Tsipras prova a sganciarsi dalla troika. Ecco come Atene rinegozierà il debito
E' il segreto di Pulcinella, ma non ditelo ad Angela Merkel e Wolfgang Scheuble: in caso di vittoria, più che probabile, Alexis Tsipras, leader di Siryza, la sinistra populista greca che sembra destanata a vincere con un margine più o meno ampio le elezioni di fine gennaio, non chiederà per nulla l'uscita dall'euro, con buona pace di grillini e leghisti nostrani, ma molto più concretamente tratterà una ristrutturazione del debito greco, che nel complesso è pari 318 miliardi di euro, ma di questi ben l'80% è nei confronti solo della "troika" Bce-Ue-Fmi.
Debito che può sembrare poca cosa rispetto alle cifre in gioco in Italia (2.157,5 miliardi a fine ottobre secondo gli ultimi dati della Banca d'Italia), ma che rappresenta il 175% del Pil greco. Un livello che lo rende di fatto già ora sostanzialmente irredimibile come ha ricordato in settimana anche Alessandro Fugnoli, strategist di Kairos Partners, il problema essendo dunque solo quello di trovare la forma tecnica che meglio garantisca i residui interessi dei creditori e consenta a entrambe le parti di salvare la faccia perché da che mondo è mondo anche se un re è nudo non bisogna mai dirlo troppo apertamente.
Sul proprio debito nei confronti della "troika" già ora Atene paga un tasso nominale dell'1,5%, che di fatto raddoppia in termini reali perché il paese è in deflazione (-1,245% il dato a novembre dello scorso anno).

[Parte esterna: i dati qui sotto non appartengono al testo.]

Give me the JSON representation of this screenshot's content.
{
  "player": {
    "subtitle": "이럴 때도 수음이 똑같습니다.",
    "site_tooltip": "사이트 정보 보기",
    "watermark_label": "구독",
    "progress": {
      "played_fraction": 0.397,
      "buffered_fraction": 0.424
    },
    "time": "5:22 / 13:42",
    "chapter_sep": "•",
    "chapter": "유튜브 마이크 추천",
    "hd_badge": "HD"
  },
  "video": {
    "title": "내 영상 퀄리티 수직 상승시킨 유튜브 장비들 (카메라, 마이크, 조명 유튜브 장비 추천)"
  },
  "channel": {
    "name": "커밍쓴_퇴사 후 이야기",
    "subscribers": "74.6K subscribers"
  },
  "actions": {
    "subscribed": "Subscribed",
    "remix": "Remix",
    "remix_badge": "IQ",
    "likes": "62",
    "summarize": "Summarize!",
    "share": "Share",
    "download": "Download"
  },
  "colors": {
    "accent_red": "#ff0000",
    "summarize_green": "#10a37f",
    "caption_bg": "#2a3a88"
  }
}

Sul mercato invece i titoli decennali greci trattano tuttora a valori residuali, esprimendo un rendimento nominale lordo del 9,9% annuo (e dunque attorno all'11% reale lordo), rendendo impraticabile per ora ogni ipotesi di rifinanziamento di Atene attraverso il ricorso al mercato, se non per "modiche quantità" assorbibili da investitori specializzati in investimenti ad alto rischio come i fondi hedge.
Perché Atene possa affrancarsi dall'abbraccio della "troika" in teoria potrebbe bastare un programma di quantitative easing da parte della Bce, il cui lancio viene dato sempre più probabile dal mercato (specie dopo che ieri Mario Draghi ha ufficialmente ipotizzato, in chiave anti-deflazione, l'acquisto "anche di titoli di stato" in una lettera inviata a un deputato Ue). In realtà il QE della Bce potrebbe non servire se Atene non fosse giudicata solvibile e dunque i suoi titoli non potessero essere acquistati dalla Bce stessa. E' necessario a questo punto un accordo politico prima ancora che finanziario: Tsipras dovrà impegnarsi a varare comunque "rigorose" riforme a garanzia della solvibilità del paese, sulla cui esecuzione potrebbe poi avere qualche margine di manovra (in ogni caso essendo a quel punto un problema greco e non europeo).